Personally, except for the multi-media functions, I would rather stick with Win2K, but that's just me. I might pay to upgrade XP from Home to Pro, but will not pay to upgrade from 2K to XP.

Tom

Chaos

6:06 pm on Sep 1, 2004 (gmt 0)

10+ Year Member



unless you know for sure what you'll be doing with your computer during the lifetime of the install - get windowsxp professional. if you're doing word processing, browsing, and playing games only, and thats all you'll ever do - get windowsxp home. if you plan to go beyond that in any way - get windowsxp professional.

Noisehag

2:42 am on Sep 2, 2004 (gmt 0)

10+ Year Member



XP Pro has IIS installed (or installable as an option) - XP Home does not.

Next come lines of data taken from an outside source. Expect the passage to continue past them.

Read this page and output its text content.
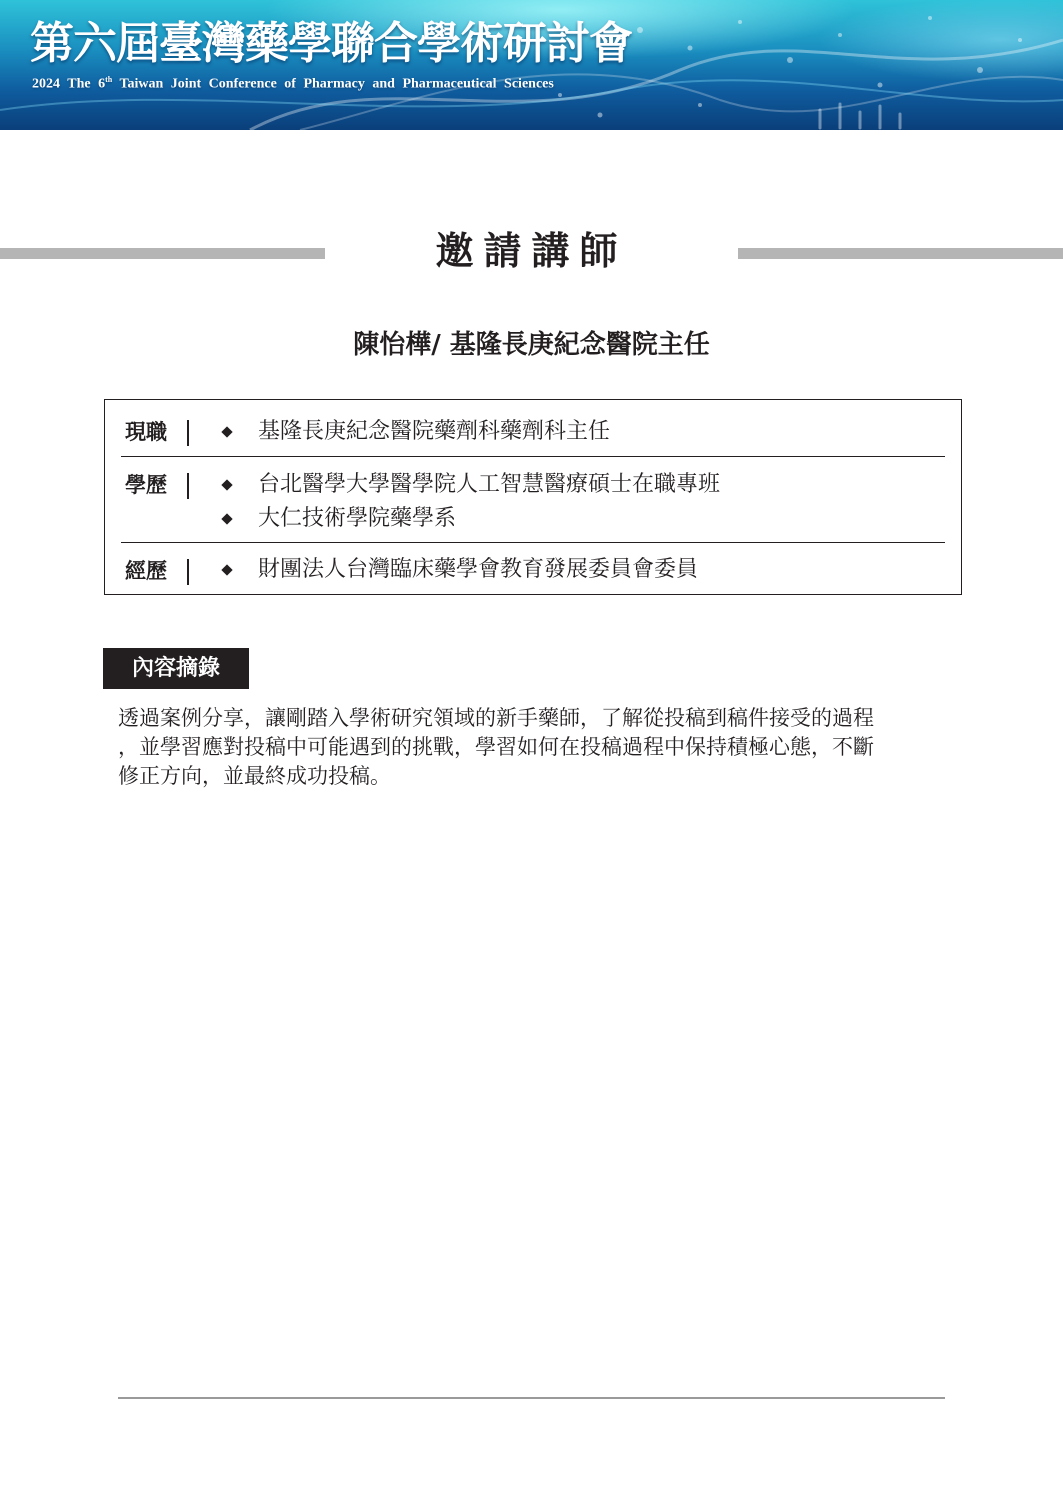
第六屆臺灣藥學聯合學術研討會

2024 The 6th Taiwan Joint Conference of Pharmacy and Pharmaceutical Sciences

邀請講師

陳怡樺/ 基隆長庚紀念醫院主任

現職	基隆長庚紀念醫院藥劑科藥劑科主任
學歷	台北醫學大學醫學院人工智慧醫療碩士在職專班
大仁技術學院藥學系
經歷	財團法人台灣臨床藥學會教育發展委員會委員
內容摘錄

透過案例分享，讓剛踏入學術研究領域的新手藥師，了解從投稿到稿件接受的過程

，並學習應對投稿中可能遇到的挑戰，學習如何在投稿過程中保持積極心態，不斷

修正方向，並最終成功投稿。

This is also the reason I went Pro. I needed Cold Fusion and PHP in order to test more accurately.

kotetsurain

3:08 am on Sep 2, 2004 (gmt 0)

10+ Year Member



It seems to me, actually . . . after installing service pack 2, there is no longer a difference. Even the boot screen says "Windows XP" with a loading bar, no "home" or "professional" anymore. I'm looking into this.

UDaMan

9:08 pm on Sep 6, 2004 (gmt 0)

10+ Year Member



You dump to the default desktop and have total access to the machine.

Actually, IIRC it does more than dump you to the default desktop, it actually dumps you into the profile of the last user that attempted, succesfully or not to logon to that machine.

Try it out if you have 9x - create a new account, attempt to log on with that account and an incorrect password, ok the error that comes up saying you have put an incorrect password in then hit cancel, hey presto you are on that users local desktop.

Although you do get access to the desktop, passwords and other sensitive or protected data is inaccessible but it certainly gives more priveliges than should be expected.